二樓是個大套間,純原木格調,干凈利落,像極了這個小姑娘的性子,安靜,沉穩。
他坐在淺綠色沙發上,接了一個剛打進來的電話。
蘇南枝看了看他,便走進一旁的書房,開始收拾東西。
這是她最喜歡的一個房間,墻上帶磁性的羊毛氈上貼滿了她臨摹的書法作品,其中還有幾幅水墨畫。
她拿起一旁的箱子,將臟衣簍里豎放著的已經打包好的方形長條盒子裝進箱子里。
隨便拿了幾本書法字帖,還有一盒自己自制的毛筆,簡單地收拾一些必備的書法用品,便合起箱子。

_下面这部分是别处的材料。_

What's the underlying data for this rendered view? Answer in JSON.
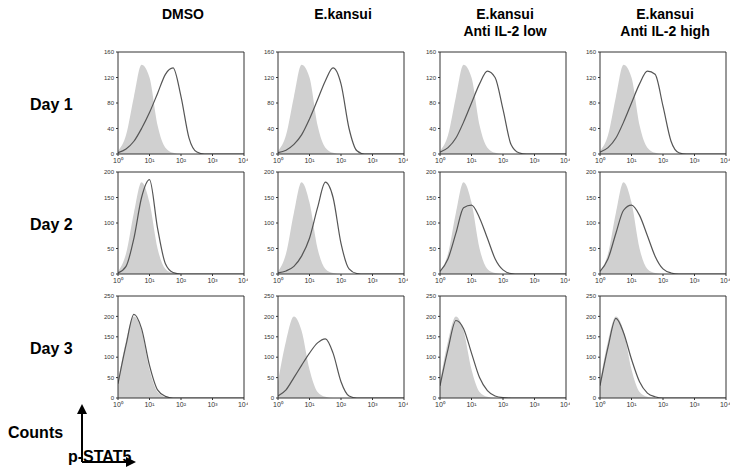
{
  "column_labels": [
    "DMSO",
    "E.kansui",
    "E.kansui\nAnti IL-2 low",
    "E.kansui\nAnti IL-2 high"
  ],
  "row_labels": [
    "Day 1",
    "Day 2",
    "Day 3"
  ],
  "x_label": "p-STAT5",
  "y_label": "Counts",
  "chart_data": [
    {
      "type": "area",
      "log": "x",
      "xlim": [
        1,
        10000
      ],
      "xticks": [
        {
          "value": 1,
          "label": "10⁰"
        },
        {
          "value": 10,
          "label": "10¹"
        },
        {
          "value": 100,
          "label": "10²"
        },
        {
          "value": 1000,
          "label": "10³"
        },
        {
          "value": 10000,
          "label": "10⁴"
        }
      ],
      "ylim": [
        0,
        160
      ],
      "yticks": [
        0,
        40,
        80,
        120,
        160
      ],
      "x": [
        1,
        1.8,
        3.2,
        5.6,
        10,
        18,
        32,
        56,
        100,
        180,
        320,
        560,
        1000,
        1800,
        3200,
        5600,
        10000
      ],
      "series": [
        {
          "type": "area",
          "color": "#d0d0d0",
          "values": [
            5,
            30,
            90,
            140,
            120,
            45,
            10,
            2,
            0,
            0,
            0,
            0,
            0,
            0,
            0,
            0,
            0
          ]
        },
        {
          "type": "line",
          "color": "#555555",
          "values": [
            2,
            8,
            20,
            40,
            65,
            95,
            125,
            135,
            90,
            25,
            3,
            0,
            0,
            0,
            0,
            0,
            0
          ]
        }
      ]
    },
    {
      "type": "area",
      "log": "x",
      "xlim": [
        1,
        10000
      ],
      "xticks": [
        {
          "value": 1,
          "label": "10⁰"
        },
        {
          "value": 10,
          "label": "10¹"
        },
        {
          "value": 100,
          "label": "10²"
        },
        {
          "value": 1000,
          "label": "10³"
        },
        {
          "value": 10000,
          "label": "10⁴"
        }
      ],
      "ylim": [
        0,
        160
      ],
      "yticks": [
        0,
        40,
        80,
        120,
        160
      ],
      "x": [
        1,
        1.8,
        3.2,
        5.6,
        10,
        18,
        32,
        56,
        100,
        180,
        320,
        560,
        1000,
        1800,
        3200,
        5600,
        10000
      ],
      "series": [
        {
          "type": "area",
          "color": "#d0d0d0",
          "values": [
            5,
            30,
            90,
            140,
            120,
            45,
            10,
            2,
            0,
            0,
            0,
            0,
            0,
            0,
            0,
            0,
            0
          ]
        },
        {
          "type": "line",
          "color": "#555555",
          "values": [
            2,
            6,
            15,
            30,
            55,
            85,
            115,
            135,
            110,
            40,
            5,
            0,
            0,
            0,
            0,
            0,
            0
          ]
        }
      ]
    },
    {
      "type": "area",
      "log": "x",
      "xlim": [
        1,
        10000
      ],
      "xticks": [
        {
          "value": 1,
          "label": "10⁰"
        },
        {
          "value": 10,
          "label": "10¹"
        },
        {
          "value": 100,
          "label": "10²"
        },
        {
          "value": 1000,
          "label": "10³"
        },
        {
          "value": 10000,
          "label": "10⁴"
        }
      ],
      "ylim": [
        0,
        160
      ],
      "yticks": [
        0,
        40,
        80,
        120,
        160
      ],
      "x": [
        1,
        1.8,
        3.2,
        5.6,
        10,
        18,
        32,
        56,
        100,
        180,
        320,
        560,
        1000,
        1800,
        3200,
        5600,
        10000
      ],
      "series": [
        {
          "type": "area",
          "color": "#d0d0d0",
          "values": [
            5,
            30,
            90,
            140,
            120,
            45,
            10,
            2,
            0,
            0,
            0,
            0,
            0,
            0,
            0,
            0,
            0
          ]
        },
        {
          "type": "line",
          "color": "#555555",
          "values": [
            3,
            10,
            25,
            50,
            80,
            110,
            130,
            120,
            70,
            15,
            2,
            0,
            0,
            0,
            0,
            0,
            0
          ]
        }
      ]
    },
    {
      "type": "area",
      "log": "x",
      "xlim": [
        1,
        10000
      ],
      "xticks": [
        {
          "value": 1,
          "label": "10⁰"
        },
        {
          "value": 10,
          "label": "10¹"
        },
        {
          "value": 100,
          "label": "10²"
        },
        {
          "value": 1000,
          "label": "10³"
        },
        {
          "value": 10000,
          "label": "10⁴"
        }
      ],
      "ylim": [
        0,
        160
      ],
      "yticks": [
        0,
        40,
        80,
        120,
        160
      ],
      "x": [
        1,
        1.8,
        3.2,
        5.6,
        10,
        18,
        32,
        56,
        100,
        180,
        320,
        560,
        1000,
        1800,
        3200,
        5600,
        10000
      ],
      "series": [
        {
          "type": "area",
          "color": "#d0d0d0",
          "values": [
            5,
            30,
            90,
            140,
            120,
            45,
            10,
            2,
            0,
            0,
            0,
            0,
            0,
            0,
            0,
            0,
            0
          ]
        },
        {
          "type": "line",
          "color": "#555555",
          "values": [
            3,
            10,
            25,
            50,
            80,
            110,
            130,
            125,
            75,
            20,
            2,
            0,
            0,
            0,
            0,
            0,
            0
          ]
        }
      ]
    },
    {
      "type": "area",
      "log": "x",
      "xlim": [
        1,
        10000
      ],
      "xticks": [
        {
          "value": 1,
          "label": "10⁰"
        },
        {
          "value": 10,
          "label": "10¹"
        },
        {
          "value": 100,
          "label": "10²"
        },
        {
          "value": 1000,
          "label": "10³"
        },
        {
          "value": 10000,
          "label": "10⁴"
        }
      ],
      "ylim": [
        0,
        200
      ],
      "yticks": [
        0,
        50,
        100,
        150,
        200
      ],
      "x": [
        1,
        1.8,
        3.2,
        5.6,
        10,
        18,
        32,
        56,
        100,
        180,
        320,
        560,
        1000,
        1800,
        3200,
        5600,
        10000
      ],
      "series": [
        {
          "type": "area",
          "color": "#d0d0d0",
          "values": [
            5,
            40,
            120,
            180,
            140,
            50,
            10,
            2,
            0,
            0,
            0,
            0,
            0,
            0,
            0,
            0,
            0
          ]
        },
        {
          "type": "line",
          "color": "#555555",
          "values": [
            2,
            15,
            70,
            150,
            185,
            90,
            20,
            3,
            0,
            0,
            0,
            0,
            0,
            0,
            0,
            0,
            0
          ]
        }
      ]
    },
    {
      "type": "area",
      "log": "x",
      "xlim": [
        1,
        10000
      ],
      "xticks": [
        {
          "value": 1,
          "label": "10⁰"
        },
        {
          "value": 10,
          "label": "10¹"
        },
        {
          "value": 100,
          "label": "10²"
        },
        {
          "value": 1000,
          "label": "10³"
        },
        {
          "value": 10000,
          "label": "10⁴"
        }
      ],
      "ylim": [
        0,
        200
      ],
      "yticks": [
        0,
        50,
        100,
        150,
        200
      ],
      "x": [
        1,
        1.8,
        3.2,
        5.6,
        10,
        18,
        32,
        56,
        100,
        180,
        320,
        560,
        1000,
        1800,
        3200,
        5600,
        10000
      ],
      "series": [
        {
          "type": "area",
          "color": "#d0d0d0",
          "values": [
            5,
            40,
            120,
            180,
            140,
            50,
            10,
            2,
            0,
            0,
            0,
            0,
            0,
            0,
            0,
            0,
            0
          ]
        },
        {
          "type": "line",
          "color": "#555555",
          "values": [
            2,
            6,
            15,
            35,
            70,
            130,
            180,
            150,
            60,
            10,
            1,
            0,
            0,
            0,
            0,
            0,
            0
          ]
        }
      ]
    },
    {
      "type": "area",
      "log": "x",
      "xlim": [
        1,
        10000
      ],
      "xticks": [
        {
          "value": 1,
          "label": "10⁰"
        },
        {
          "value": 10,
          "label": "10¹"
        },
        {
          "value": 100,
          "label": "10²"
        },
        {
          "value": 1000,
          "label": "10³"
        },
        {
          "value": 10000,
          "label": "10⁴"
        }
      ],
      "ylim": [
        0,
        200
      ],
      "yticks": [
        0,
        50,
        100,
        150,
        200
      ],
      "x": [
        1,
        1.8,
        3.2,
        5.6,
        10,
        18,
        32,
        56,
        100,
        180,
        320,
        560,
        1000,
        1800,
        3200,
        5600,
        10000
      ],
      "series": [
        {
          "type": "area",
          "color": "#d0d0d0",
          "values": [
            5,
            40,
            120,
            180,
            140,
            50,
            10,
            2,
            0,
            0,
            0,
            0,
            0,
            0,
            0,
            0,
            0
          ]
        },
        {
          "type": "line",
          "color": "#555555",
          "values": [
            5,
            30,
            80,
            130,
            135,
            110,
            70,
            30,
            8,
            1,
            0,
            0,
            0,
            0,
            0,
            0,
            0
          ]
        }
      ]
    },
    {
      "type": "area",
      "log": "x",
      "xlim": [
        1,
        10000
      ],
      "xticks": [
        {
          "value": 1,
          "label": "10⁰"
        },
        {
          "value": 10,
          "label": "10¹"
        },
        {
          "value": 100,
          "label": "10²"
        },
        {
          "value": 1000,
          "label": "10³"
        },
        {
          "value": 10000,
          "label": "10⁴"
        }
      ],
      "ylim": [
        0,
        200
      ],
      "yticks": [
        0,
        50,
        100,
        150,
        200
      ],
      "x": [
        1,
        1.8,
        3.2,
        5.6,
        10,
        18,
        32,
        56,
        100,
        180,
        320,
        560,
        1000,
        1800,
        3200,
        5600,
        10000
      ],
      "series": [
        {
          "type": "area",
          "color": "#d0d0d0",
          "values": [
            5,
            40,
            120,
            180,
            140,
            50,
            10,
            2,
            0,
            0,
            0,
            0,
            0,
            0,
            0,
            0,
            0
          ]
        },
        {
          "type": "line",
          "color": "#555555",
          "values": [
            5,
            30,
            80,
            125,
            135,
            115,
            75,
            35,
            10,
            2,
            0,
            0,
            0,
            0,
            0,
            0,
            0
          ]
        }
      ]
    },
    {
      "type": "area",
      "log": "x",
      "xlim": [
        1,
        10000
      ],
      "xticks": [
        {
          "value": 1,
          "label": "10⁰"
        },
        {
          "value": 10,
          "label": "10¹"
        },
        {
          "value": 100,
          "label": "10²"
        },
        {
          "value": 1000,
          "label": "10³"
        },
        {
          "value": 10000,
          "label": "10⁴"
        }
      ],
      "ylim": [
        0,
        250
      ],
      "yticks": [
        0,
        50,
        100,
        150,
        200,
        250
      ],
      "x": [
        1,
        1.8,
        3.2,
        5.6,
        10,
        18,
        32,
        56,
        100,
        180,
        320,
        560,
        1000,
        1800,
        3200,
        5600,
        10000
      ],
      "series": [
        {
          "type": "area",
          "color": "#d0d0d0",
          "values": [
            40,
            140,
            200,
            165,
            70,
            15,
            3,
            0,
            0,
            0,
            0,
            0,
            0,
            0,
            0,
            0,
            0
          ]
        },
        {
          "type": "line",
          "color": "#555555",
          "values": [
            35,
            130,
            205,
            170,
            80,
            20,
            4,
            0,
            0,
            0,
            0,
            0,
            0,
            0,
            0,
            0,
            0
          ]
        }
      ]
    },
    {
      "type": "area",
      "log": "x",
      "xlim": [
        1,
        10000
      ],
      "xticks": [
        {
          "value": 1,
          "label": "10⁰"
        },
        {
          "value": 10,
          "label": "10¹"
        },
        {
          "value": 100,
          "label": "10²"
        },
        {
          "value": 1000,
          "label": "10³"
        },
        {
          "value": 10000,
          "label": "10⁴"
        }
      ],
      "ylim": [
        0,
        250
      ],
      "yticks": [
        0,
        50,
        100,
        150,
        200,
        250
      ],
      "x": [
        1,
        1.8,
        3.2,
        5.6,
        10,
        18,
        32,
        56,
        100,
        180,
        320,
        560,
        1000,
        1800,
        3200,
        5600,
        10000
      ],
      "series": [
        {
          "type": "area",
          "color": "#d0d0d0",
          "values": [
            40,
            140,
            200,
            165,
            70,
            15,
            3,
            0,
            0,
            0,
            0,
            0,
            0,
            0,
            0,
            0,
            0
          ]
        },
        {
          "type": "line",
          "color": "#555555",
          "values": [
            5,
            20,
            50,
            80,
            110,
            135,
            145,
            110,
            40,
            5,
            0,
            0,
            0,
            0,
            0,
            0,
            0
          ]
        }
      ]
    },
    {
      "type": "area",
      "log": "x",
      "xlim": [
        1,
        10000
      ],
      "xticks": [
        {
          "value": 1,
          "label": "10⁰"
        },
        {
          "value": 10,
          "label": "10¹"
        },
        {
          "value": 100,
          "label": "10²"
        },
        {
          "value": 1000,
          "label": "10³"
        },
        {
          "value": 10000,
          "label": "10⁴"
        }
      ],
      "ylim": [
        0,
        250
      ],
      "yticks": [
        0,
        50,
        100,
        150,
        200,
        250
      ],
      "x": [
        1,
        1.8,
        3.2,
        5.6,
        10,
        18,
        32,
        56,
        100,
        180,
        320,
        560,
        1000,
        1800,
        3200,
        5600,
        10000
      ],
      "series": [
        {
          "type": "area",
          "color": "#d0d0d0",
          "values": [
            40,
            140,
            200,
            165,
            70,
            15,
            3,
            0,
            0,
            0,
            0,
            0,
            0,
            0,
            0,
            0,
            0
          ]
        },
        {
          "type": "line",
          "color": "#555555",
          "values": [
            30,
            120,
            190,
            170,
            110,
            50,
            18,
            5,
            1,
            0,
            0,
            0,
            0,
            0,
            0,
            0,
            0
          ]
        }
      ]
    },
    {
      "type": "area",
      "log": "x",
      "xlim": [
        1,
        10000
      ],
      "xticks": [
        {
          "value": 1,
          "label": "10⁰"
        },
        {
          "value": 10,
          "label": "10¹"
        },
        {
          "value": 100,
          "label": "10²"
        },
        {
          "value": 1000,
          "label": "10³"
        },
        {
          "value": 10000,
          "label": "10⁴"
        }
      ],
      "ylim": [
        0,
        250
      ],
      "yticks": [
        0,
        50,
        100,
        150,
        200,
        250
      ],
      "x": [
        1,
        1.8,
        3.2,
        5.6,
        10,
        18,
        32,
        56,
        100,
        180,
        320,
        560,
        1000,
        1800,
        3200,
        5600,
        10000
      ],
      "series": [
        {
          "type": "area",
          "color": "#d0d0d0",
          "values": [
            40,
            140,
            200,
            165,
            70,
            15,
            3,
            0,
            0,
            0,
            0,
            0,
            0,
            0,
            0,
            0,
            0
          ]
        },
        {
          "type": "line",
          "color": "#555555",
          "values": [
            30,
            125,
            195,
            160,
            95,
            40,
            12,
            3,
            0,
            0,
            0,
            0,
            0,
            0,
            0,
            0,
            0
          ]
        }
      ]
    }
  ]
}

聿行琛雙手抱胸,倚在門廊上,環視著這個充滿梔子花墨香的書房。
桌面上的梔子花已經枯萎,白色毛氈布上掉落著泛黃的落葉和朵朵梔子花,顯得格外凄涼。
旁邊還橫放著一根斷了的竹子做的龍掛香。
桌子底下壘起一整排書法練習稿,上面還放了一把木劍壓著。
這丫頭片子的書法和水墨畫倒是令人嘆為觀止,這把劍又是什么意思?
辟邪,還是劍術?
蘇南枝沒發現他,轉身時著實嚇了一跳。
他蹙了眉頭,走上前去,將蘇南枝手中的箱子接到手中。
指間拂過她手背,啐起一絲熱意,粗糲而滾燙的質感從箱子底下傳來,她不禁顫了一下,便隨即將手抽了回來。
聿行琛沒打算注意,轉身時勾唇一笑。
“明天我讓人過來搬回去。”
蘇南枝怔愣了一下,“不用......”
搬回去做什么,都快離婚了,到時候再搬回來就更加麻煩了。
聿行琛沒應她,轉身朝樓下走去。
他不敢強行給她做決定,她不同意就算了。
要是她像上次那樣,為了離開厲洲,離開蘇家,不惜自己摔斷腿也要逃離,他就心有余悸。
這個小妮子怕自己,要是連夜跑了,就真的難追回來了。